Dem gegenüber weist das Standesregister (N. K. Ö.) der Kreisstadt C. als Geburtsdatum des Klägers den 1949 aus. Dabei ist unter der Überschrift "Bemerkungen" insoweit folgendes dokumentiert: "Berichtigung: Durch am 02.06.1966 unter Nr. 1966/323-415 verkündetem Urteil der 2. Zivilkammer des Landgerichts Ü. wurde das bisherige Geburtsdatum 1947 als 1949 berichtigt" (vgl. Auszug aus dem Standesregister vom 11.02.2005 nebst Übersetzung; Bl. 27/28 VA). Ausweislich dieses Urteils (Bl. 57/58 VA) hatte der Kläger diese Berichtigung beantragt und sein Vater hatte in der Verhandlung bestätigt, dass der Kläger zwei Jahre älter eingetragen wurde, als sein tatsächliches Geburtsdatum war. Nach hinreichender Prüfung seitens der Staatsanwaltschaft - so im Urteil weiter - sei die Klage begründet. Entsprechend wurde auch das Geburtsdatum im Datenbestand der türkischen Sozialversicherung auf den 1949 berichtigt (Bl. 73 SG-Akte).

Im Oktober 1971 kam der Kläger in die Bundesrepublik Deutschland und nahm im März 1972 eine versicherungspflichtige Beschäftigung auf. Mit Eintritt in die Deutsche Rentenversicherung wurde ihm von der damaligen Landesversicherungsanstalt Württemberg (LVA) eine Versicherungsnummer mit dem Geburtsdatum 1947 zugeteilt. Ausweislich des von der LVA an die Beklagte übermittelten Datenbestandes wurde die zunächst vergebene Versicherungsnummer am 25.07.1979 stillgelegt und an den Kläger eine neue Versicherungsnummer vergeben, nunmehr mit dem Geburtsdatum 1949. Eine Stilllegung dieser Versicherungsnummer erfolgte dann wiederum am 05.05.2004. Grundlage dessen war eine im Oktober 2002 erfolgte Vorsprache des Klägers, anlässlich derer er um die Berichtigung dieser Versicherungsnummer auf das Geburtsdatum 1947 bat, da dieses dem tatsächlichen Geburtsdatum entspreche. Ausweislich des entsprechenden Aktenvermerks (Bl. 62 VA) legte der Kläger seinerzeit das türkische Gerichtsurteil "v. 20.04.1966" mit dem "GBDT von 1949 auf 1947", einen Auszug aus dem Standesregister "v. 24.12.2001" mit dem "GBDT 1947 (Änderung)", den Führerschein vom 12.09.1973 mit dem "GBDT 1947" sowie den Sozialversicherungsausweis vom 08.05.1972 mit dem "GBDT 1947" vor. Mit Schreiben vom 03.05.2004 teilte die LVA dem Kläger seinerzeit mit, dass das Versicherungskonto nun unter der Versicherungsnummer mit dem Geburtsdatum 47 geführt werde und die früheren Versicherungsnummern stillgelegt und nicht mehr gültig seien (Bl. 29 VA).
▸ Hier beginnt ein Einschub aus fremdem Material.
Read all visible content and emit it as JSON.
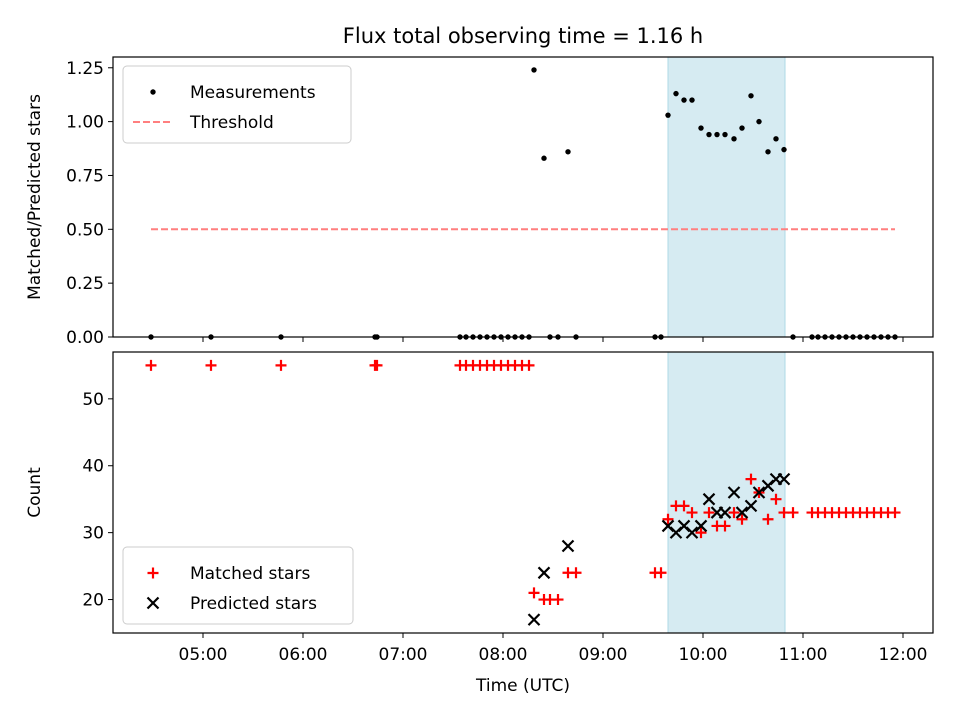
{
  "chart_data": {
    "type": "scatter",
    "title": "Flux total observing time = 1.16 h",
    "xlabel": "Time (UTC)",
    "x_ticks": [
      "05:00",
      "06:00",
      "07:00",
      "08:00",
      "09:00",
      "10:00",
      "11:00",
      "12:00"
    ],
    "x_range_hours": [
      4.1,
      12.3
    ],
    "highlight_interval_hours": [
      9.65,
      10.82
    ],
    "highlight_color": "#add8e6",
    "panels": [
      {
        "id": "ratio",
        "ylabel": "Matched/Predicted stars",
        "ylim": [
          0,
          1.3
        ],
        "y_ticks": [
          "0.00",
          "0.25",
          "0.50",
          "0.75",
          "1.00",
          "1.25"
        ],
        "legend": {
          "position": "upper left",
          "entries": [
            "Measurements",
            "Threshold"
          ]
        },
        "threshold": {
          "name": "Threshold",
          "value": 0.5,
          "x_range": [
            4.48,
            11.92
          ],
          "color": "#ff7f7f"
        },
        "series": [
          {
            "name": "Measurements",
            "color": "#000000",
            "marker": "dot",
            "x": [
              4.48,
              5.08,
              5.78,
              6.72,
              6.74,
              7.57,
              7.63,
              7.7,
              7.77,
              7.84,
              7.91,
              7.98,
              8.05,
              8.12,
              8.19,
              8.26,
              8.31,
              8.41,
              8.47,
              8.55,
              8.65,
              8.73,
              9.52,
              9.58,
              9.65,
              9.73,
              9.81,
              9.89,
              9.98,
              10.06,
              10.14,
              10.22,
              10.31,
              10.39,
              10.48,
              10.56,
              10.65,
              10.73,
              10.81,
              10.9,
              11.09,
              11.15,
              11.22,
              11.29,
              11.36,
              11.43,
              11.5,
              11.57,
              11.64,
              11.71,
              11.78,
              11.85,
              11.92
            ],
            "y": [
              0,
              0,
              0,
              0,
              0,
              0,
              0,
              0,
              0,
              0,
              0,
              0,
              0,
              0,
              0,
              0,
              1.24,
              0.83,
              0,
              0,
              0.86,
              0,
              0,
              0,
              1.03,
              1.13,
              1.1,
              1.1,
              0.97,
              0.94,
              0.94,
              0.94,
              0.92,
              0.97,
              1.12,
              1.0,
              0.86,
              0.92,
              0.87,
              0,
              0,
              0,
              0,
              0,
              0,
              0,
              0,
              0,
              0,
              0,
              0,
              0,
              0
            ]
          }
        ]
      },
      {
        "id": "counts",
        "ylabel": "Count",
        "ylim": [
          15,
          57
        ],
        "y_ticks": [
          "20",
          "30",
          "40",
          "50"
        ],
        "legend": {
          "position": "lower left",
          "entries": [
            "Matched stars",
            "Predicted stars"
          ]
        },
        "series": [
          {
            "name": "Matched stars",
            "color": "#ff0000",
            "marker": "plus",
            "x": [
              4.48,
              5.08,
              5.78,
              6.72,
              6.74,
              7.57,
              7.63,
              7.7,
              7.77,
              7.84,
              7.91,
              7.98,
              8.05,
              8.12,
              8.19,
              8.26,
              8.31,
              8.41,
              8.47,
              8.55,
              8.65,
              8.73,
              9.52,
              9.58,
              9.65,
              9.73,
              9.81,
              9.89,
              9.98,
              10.06,
              10.14,
              10.22,
              10.31,
              10.39,
              10.48,
              10.56,
              10.65,
              10.73,
              10.81,
              10.9,
              11.09,
              11.15,
              11.22,
              11.29,
              11.36,
              11.43,
              11.5,
              11.57,
              11.64,
              11.71,
              11.78,
              11.85,
              11.92
            ],
            "y": [
              55,
              55,
              55,
              55,
              55,
              55,
              55,
              55,
              55,
              55,
              55,
              55,
              55,
              55,
              55,
              55,
              21,
              20,
              20,
              20,
              24,
              24,
              24,
              24,
              32,
              34,
              34,
              33,
              30,
              33,
              31,
              31,
              33,
              32,
              38,
              36,
              32,
              35,
              33,
              33,
              33,
              33,
              33,
              33,
              33,
              33,
              33,
              33,
              33,
              33,
              33,
              33,
              33
            ]
          },
          {
            "name": "Predicted stars",
            "color": "#000000",
            "marker": "x",
            "x": [
              8.31,
              8.41,
              8.65,
              9.65,
              9.73,
              9.81,
              9.89,
              9.98,
              10.06,
              10.14,
              10.22,
              10.31,
              10.39,
              10.48,
              10.56,
              10.65,
              10.73,
              10.81
            ],
            "y": [
              17,
              24,
              28,
              31,
              30,
              31,
              30,
              31,
              35,
              33,
              33,
              36,
              33,
              34,
              36,
              37,
              38,
              38
            ]
          }
        ]
      }
    ]
  }
}
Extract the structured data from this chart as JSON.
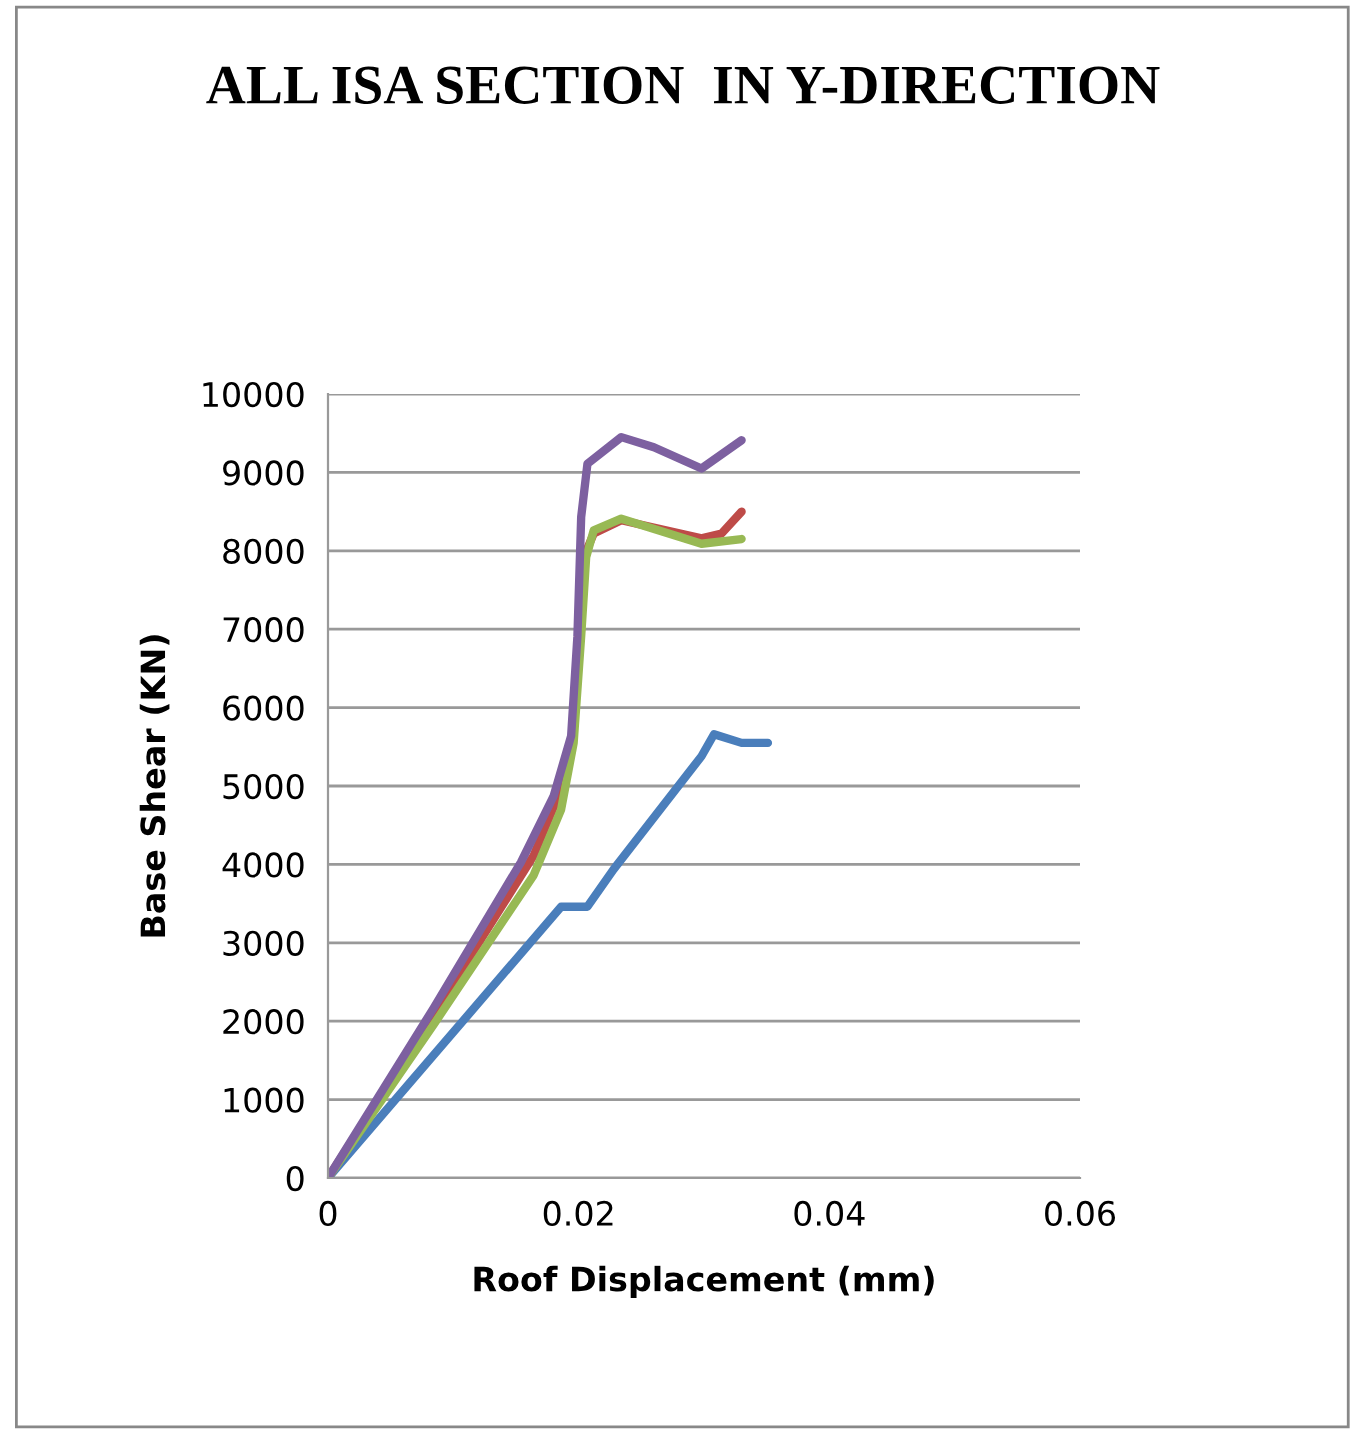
{
  "chart_data": {
    "type": "line",
    "title": "ALL ISA SECTION  IN Y-DIRECTION",
    "xlabel": "Roof Displacement (mm)",
    "ylabel": "Base Shear (KN)",
    "xlim": [
      0,
      0.06
    ],
    "xticks": [
      0,
      0.02,
      0.04,
      0.06
    ],
    "ylim": [
      0,
      10000
    ],
    "yticks": [
      0,
      1000,
      2000,
      3000,
      4000,
      5000,
      6000,
      7000,
      8000,
      9000,
      10000
    ],
    "grid": "y",
    "marker": "none",
    "line_style": "solid",
    "series": [
      {
        "color": "#4a7ebb",
        "x": [
          0,
          0.0186,
          0.0207,
          0.0228,
          0.0298,
          0.0308,
          0.033,
          0.0351
        ],
        "values": [
          0,
          3460,
          3460,
          3940,
          5380,
          5660,
          5550,
          5550
        ]
      },
      {
        "color": "#be4b48",
        "x": [
          0,
          0.0084,
          0.0164,
          0.0186,
          0.0196,
          0.02,
          0.0204,
          0.0212,
          0.0234,
          0.0298,
          0.0314,
          0.033
        ],
        "values": [
          0,
          2080,
          4110,
          4960,
          5720,
          6910,
          7920,
          8220,
          8390,
          8160,
          8220,
          8500
        ]
      },
      {
        "color": "#98b954",
        "x": [
          0,
          0.0084,
          0.0164,
          0.0186,
          0.0196,
          0.0202,
          0.0206,
          0.0212,
          0.0234,
          0.0298,
          0.033
        ],
        "values": [
          0,
          1950,
          3860,
          4700,
          5550,
          6910,
          7920,
          8260,
          8410,
          8090,
          8150
        ]
      },
      {
        "color": "#7d60a0",
        "x": [
          0,
          0.0084,
          0.0154,
          0.018,
          0.0194,
          0.0199,
          0.0202,
          0.0207,
          0.0234,
          0.026,
          0.0298,
          0.033
        ],
        "values": [
          0,
          2160,
          4030,
          4870,
          5640,
          6910,
          8430,
          9110,
          9450,
          9320,
          9050,
          9410
        ]
      }
    ]
  }
}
Im August 2009 stellte der Kläger bei der Deutschen Rentenversicherung Baden-Württemberg einen Antrag auf Kontenklärung, wobei diese das Verfahren wegen der geltend gemachten türkischen Zeiten an die insoweit zuständige Beklagte abgab. Im Kontenklärungsverfahren legte der Kläger neben Bescheinigungen über Schulbesuche den erwähnten Auszug aus dem Standesregister sowie die Kopie des türkischen Urteils vor.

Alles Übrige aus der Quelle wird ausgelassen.